Vinci, a nuclear engineer by profession and a passionate classicist by vocation, took Plutarch’s statement as a serious clue to search for the geography of the Homeric epics in the North Atlantic rather than the Mediterranean. He has amassed a mountain of evidence in favor of the Baltic origins of both Greek epics. Similarities between the mythologies of the North and the Mediterranean have often been pointed out. Vinci argues that a deterioration in climate around 2000 B.C. caused some of the Scandinavian peoples to migrate south. As time went by, the epics were claimed by the Greeks for their own Mediterranean culture and environment.

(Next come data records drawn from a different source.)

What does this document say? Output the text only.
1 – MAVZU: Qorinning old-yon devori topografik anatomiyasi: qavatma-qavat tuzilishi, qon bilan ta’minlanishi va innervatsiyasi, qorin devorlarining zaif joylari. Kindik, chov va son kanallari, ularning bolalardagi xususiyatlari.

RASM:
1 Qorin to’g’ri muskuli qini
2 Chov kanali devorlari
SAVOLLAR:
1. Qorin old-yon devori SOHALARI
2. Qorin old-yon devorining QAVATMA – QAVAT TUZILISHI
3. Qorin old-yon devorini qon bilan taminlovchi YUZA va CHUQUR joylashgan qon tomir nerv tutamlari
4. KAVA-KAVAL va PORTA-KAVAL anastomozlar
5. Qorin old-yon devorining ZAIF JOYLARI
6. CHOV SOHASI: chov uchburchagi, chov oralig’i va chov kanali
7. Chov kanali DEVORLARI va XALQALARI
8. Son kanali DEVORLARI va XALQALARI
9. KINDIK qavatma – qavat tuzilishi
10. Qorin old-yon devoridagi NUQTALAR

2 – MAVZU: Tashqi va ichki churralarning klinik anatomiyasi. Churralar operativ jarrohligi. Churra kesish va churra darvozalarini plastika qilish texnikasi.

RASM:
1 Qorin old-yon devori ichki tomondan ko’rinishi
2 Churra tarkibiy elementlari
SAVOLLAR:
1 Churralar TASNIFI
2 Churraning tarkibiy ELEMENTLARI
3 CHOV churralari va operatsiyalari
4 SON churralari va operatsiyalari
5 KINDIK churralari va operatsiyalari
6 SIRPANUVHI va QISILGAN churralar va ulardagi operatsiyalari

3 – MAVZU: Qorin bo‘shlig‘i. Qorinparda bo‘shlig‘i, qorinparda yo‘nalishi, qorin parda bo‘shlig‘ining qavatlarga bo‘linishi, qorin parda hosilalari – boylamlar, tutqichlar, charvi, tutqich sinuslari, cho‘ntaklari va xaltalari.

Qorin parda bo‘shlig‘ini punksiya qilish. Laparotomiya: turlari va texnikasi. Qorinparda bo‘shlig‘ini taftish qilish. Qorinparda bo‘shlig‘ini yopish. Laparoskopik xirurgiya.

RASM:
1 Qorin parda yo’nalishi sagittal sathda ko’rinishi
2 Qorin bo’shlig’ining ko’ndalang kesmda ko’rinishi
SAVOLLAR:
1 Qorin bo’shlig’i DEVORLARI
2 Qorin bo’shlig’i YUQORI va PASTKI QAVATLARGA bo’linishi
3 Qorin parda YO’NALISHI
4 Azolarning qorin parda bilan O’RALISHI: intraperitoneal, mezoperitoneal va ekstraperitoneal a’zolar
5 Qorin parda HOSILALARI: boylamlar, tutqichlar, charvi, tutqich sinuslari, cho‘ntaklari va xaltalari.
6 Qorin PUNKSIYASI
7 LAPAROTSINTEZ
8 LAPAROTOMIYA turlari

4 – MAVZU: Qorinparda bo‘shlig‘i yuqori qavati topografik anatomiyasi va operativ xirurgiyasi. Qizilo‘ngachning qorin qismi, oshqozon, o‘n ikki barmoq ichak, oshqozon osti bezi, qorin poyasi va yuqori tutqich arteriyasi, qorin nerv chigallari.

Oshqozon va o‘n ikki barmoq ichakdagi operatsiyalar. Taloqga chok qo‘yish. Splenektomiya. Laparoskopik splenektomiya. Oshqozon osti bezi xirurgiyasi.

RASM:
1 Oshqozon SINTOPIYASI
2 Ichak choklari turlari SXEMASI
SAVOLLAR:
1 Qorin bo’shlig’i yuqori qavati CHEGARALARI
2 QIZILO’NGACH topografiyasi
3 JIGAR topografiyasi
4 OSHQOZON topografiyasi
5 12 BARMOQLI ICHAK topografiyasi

What about Schliemann’s Troy? Although this intrepid explorer undoubtedly discovered the Mycenean civilization, his claim to have unearthed the city of Troy has never been universally accepted. Already Strabo (   ) denied that the “ancient Ilium ( Troy)” was to be found in Anatolia. A better candidate for the Homeric Troy than the Anatolian town of Hisarlik, excavated by Schliemann, is possibly the Finnish town of Toija, as suggested by Vinci.

Vinci’s audacious rewriting of Homeric culture and mythology is a creative proposition, which deserves to be further investigated. He has my full vote of confidence.